Comment Re:TV (Score 1) 85

    I don't know why anyone would have that problem.. At the end of the Great War, I shipped back plenty of barbed wire and landmines. More than enough to border my property. It was very useful during the Great Depression.

    There have been a few stray animals that have caused problem, but no damned kids on the lawn.

    Them youngins don't know how to protect their lawns.

    I'll go back to watching those funny kids, Larry, Moe, and Curly. Great fun they are.

Comment Re:Ok? How is this new, or a big deal? (Score 2) 153

That's been discussed a lot on here in the past.

One in particular that I remember was about a laptop locking cable that you could unlock with a pen in just a few seconds.

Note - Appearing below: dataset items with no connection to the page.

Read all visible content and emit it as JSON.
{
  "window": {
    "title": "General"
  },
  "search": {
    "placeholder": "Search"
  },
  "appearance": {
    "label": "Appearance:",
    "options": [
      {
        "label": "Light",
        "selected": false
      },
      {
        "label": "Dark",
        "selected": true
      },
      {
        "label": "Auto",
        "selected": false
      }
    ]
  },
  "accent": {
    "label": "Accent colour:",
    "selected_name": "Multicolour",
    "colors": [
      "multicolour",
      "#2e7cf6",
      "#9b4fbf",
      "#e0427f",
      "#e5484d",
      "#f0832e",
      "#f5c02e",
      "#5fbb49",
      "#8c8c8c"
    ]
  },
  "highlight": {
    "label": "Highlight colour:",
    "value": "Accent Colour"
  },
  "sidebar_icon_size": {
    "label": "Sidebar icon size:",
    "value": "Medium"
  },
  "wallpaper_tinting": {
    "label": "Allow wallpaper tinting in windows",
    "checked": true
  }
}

If a criminal wants a laptop, and sees 3 sitting around. No one is at them, and he has a few moments of no one looking. One is on a desk with the easily defeated cable. One is on another desk, tied down with a piece of string. The third was just put into a laptop bag, and is on the floor by a chair.

He won't go for the one with the cable. Even if he was prepared and knew exactly how to do it, it is still an obstacle. Even the one in the string requires a little extra time to untie or cut. The one in the bag on the floor is easiest, as he can just pick it up and keep walking.

The only variation on this would be the perceived value. If the one in the bag looked like an antique, he'd disregard it in favor of one that he can sell. If it's the one with the cable, and may get someone's attention by picking the lock, he may just move on to somewhere else.

The same applies to homes. All things equal except for security, the insecure house is the easy target and will get broken into. If the insecure house is a dilapidated hovel, but there is a nicer house that's an easy enough target, he'll go for the nicer one or pick a different neighborhood with better targets.